Dr Shekhar Saxena, head of WHO’s mental health unit, laments funding shortfalls, particularly in poor countries. While mental sickness account for 14 percent of health problems, it receives less than 1 percent of poor countries’ health budgets.
'Matter of shame'
Almost half the world’s population lives in countries where there is only one psychiatrist for every 200,000 people. Between 76-85 per cent of mental health sufferers in developing economies have no access to treatment.
“It’s really a matter of shame that in the year 2013, the vast majority of people in developing countries, and a large number of people in developed countries, do not receive the treatment that would improve their condition,” said Saxena.
Chris Underhill, the founder of BasicNeeds, which helps sufferers of depression, epilepsy, schizophrenia and other maladies in impoverished slums and rural backwaters, said aid funding is equally scarce from international health donors.
“The lack of mental health care in developing countries is one of the 21st Century’s great scandals,” he said. “Communicable diseases like HIV/Aids and malaria attract huge sums of money; but, when it comes to mental health problems that also affect many millions of people, you would think there would be more funds available.”
The lack of mental health care in developing countries is one of the 21st Century’s great scandals.
The economic cost of people staying out of the workplace through depression and other debilitating mental conditions is rising, studies show.
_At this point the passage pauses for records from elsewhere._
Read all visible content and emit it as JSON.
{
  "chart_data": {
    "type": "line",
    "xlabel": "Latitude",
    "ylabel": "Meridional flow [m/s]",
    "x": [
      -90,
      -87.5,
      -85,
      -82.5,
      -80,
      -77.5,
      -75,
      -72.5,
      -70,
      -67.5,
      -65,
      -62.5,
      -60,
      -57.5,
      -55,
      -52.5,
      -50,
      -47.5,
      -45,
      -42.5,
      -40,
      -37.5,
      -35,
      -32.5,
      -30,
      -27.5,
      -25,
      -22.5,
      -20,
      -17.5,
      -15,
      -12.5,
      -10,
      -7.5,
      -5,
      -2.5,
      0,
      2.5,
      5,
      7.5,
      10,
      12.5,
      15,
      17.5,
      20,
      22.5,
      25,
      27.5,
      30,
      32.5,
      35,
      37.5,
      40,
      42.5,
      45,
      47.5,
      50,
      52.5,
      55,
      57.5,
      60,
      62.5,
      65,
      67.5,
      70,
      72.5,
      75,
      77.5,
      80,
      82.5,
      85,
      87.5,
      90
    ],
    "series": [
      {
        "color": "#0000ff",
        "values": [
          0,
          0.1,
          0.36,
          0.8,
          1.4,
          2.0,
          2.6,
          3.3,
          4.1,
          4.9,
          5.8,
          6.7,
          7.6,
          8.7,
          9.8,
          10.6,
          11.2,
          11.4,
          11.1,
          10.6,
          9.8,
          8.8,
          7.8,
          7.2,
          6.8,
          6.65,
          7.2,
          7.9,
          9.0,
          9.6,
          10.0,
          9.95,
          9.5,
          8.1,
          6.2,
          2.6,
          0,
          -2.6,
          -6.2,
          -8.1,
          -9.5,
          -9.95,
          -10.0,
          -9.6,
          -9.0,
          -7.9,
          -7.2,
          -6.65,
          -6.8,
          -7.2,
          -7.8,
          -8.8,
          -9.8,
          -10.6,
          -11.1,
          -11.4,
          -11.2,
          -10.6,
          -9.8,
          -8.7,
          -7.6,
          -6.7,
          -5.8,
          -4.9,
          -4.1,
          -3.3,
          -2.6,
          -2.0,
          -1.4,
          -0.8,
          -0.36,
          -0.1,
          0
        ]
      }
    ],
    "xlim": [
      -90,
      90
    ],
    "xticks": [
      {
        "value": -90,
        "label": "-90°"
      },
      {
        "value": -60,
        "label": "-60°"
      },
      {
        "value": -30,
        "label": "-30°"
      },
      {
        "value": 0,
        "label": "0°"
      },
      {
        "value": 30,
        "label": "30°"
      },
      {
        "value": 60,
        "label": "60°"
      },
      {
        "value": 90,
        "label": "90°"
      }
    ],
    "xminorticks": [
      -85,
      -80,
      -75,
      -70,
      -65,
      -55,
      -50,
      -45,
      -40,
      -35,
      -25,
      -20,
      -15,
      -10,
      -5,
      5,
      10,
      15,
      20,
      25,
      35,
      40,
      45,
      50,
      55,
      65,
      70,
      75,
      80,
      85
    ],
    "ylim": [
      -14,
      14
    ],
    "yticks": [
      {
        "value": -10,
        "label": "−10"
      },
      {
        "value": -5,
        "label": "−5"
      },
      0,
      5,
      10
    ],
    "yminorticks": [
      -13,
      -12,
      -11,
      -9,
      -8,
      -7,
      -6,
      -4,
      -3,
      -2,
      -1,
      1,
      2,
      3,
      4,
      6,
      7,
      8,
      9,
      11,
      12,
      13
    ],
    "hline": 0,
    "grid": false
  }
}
A World Economic Forum report from 2011 calculated a $16.1 trillion drain on the global economy over two decades.
A recent study from the University of New South Wales, in Australia, found that such conditions as depression, anxiety and Alzheimer’s are on the rise, and that mental illnesses combined are the most significant (23 per cent) cause of disability globally.
Despite a misconception that depression blights wealthy nations, Saxena said rates of mental sickness are higher in the developing world. Violence, disease and unemployment in Nairobi’s slums exacts a toll on the minds of ghetto-dwellers, added Kingori.
“Depression is caused by a set of well-known stresses,” said Underhill. “I can think of nothing more worrying than facing hunger, losing your child in an earthquake or living a traumatic life as a woman in a feudal society.”
Underhill’s charity runs drop-in clinics for the mentally ill in poor areas, improving access to treatment and training family members and neighbours basic skills for dealing with depression, anxiety and other afflictions.
A weekly clinic in Nairobi’s Kangemi slum has diagnosed more than 8,000 patients since 2006. Services expanded and currently assist 21,000 mentally ill Kenyans through 40,000 volunteer carers. The annual cost per patient is only $45.
Vikram Patel, co-director of the global mental health unit of the London School of Hygiene and Tropical Medicine, says “task-shifting” mental illness care to semi-trained relatives and neighbours in poor areas has a big impact.
He points to gains in rural Pakistan and India, and a project by Paul Bolton, from Johns Hopkins Center for Global Health, where Ugandan villagers counselled depression-afflicted townsfolk. Some 90 per cent of sufferers recovered, compared to 40 per cent in comparison villages, Patel said.
The WHO’s mental illness chief, Saxena, agrees that “treatments that don’t cost much have a large amount of benefit”. But some clinicians in poor countries say that grass-roots training is no panacea for a growing health menace.
“It helps to break down the stigma, isolation and the exclusion felt by sufferers,” said Fiona Herbert, a consultant at the Nairobi Child Protection Team. “But without funding for medication, poor patients won’t be able to afford their drugs. Without professional follow-ups and home visits, sufferers will relapse.”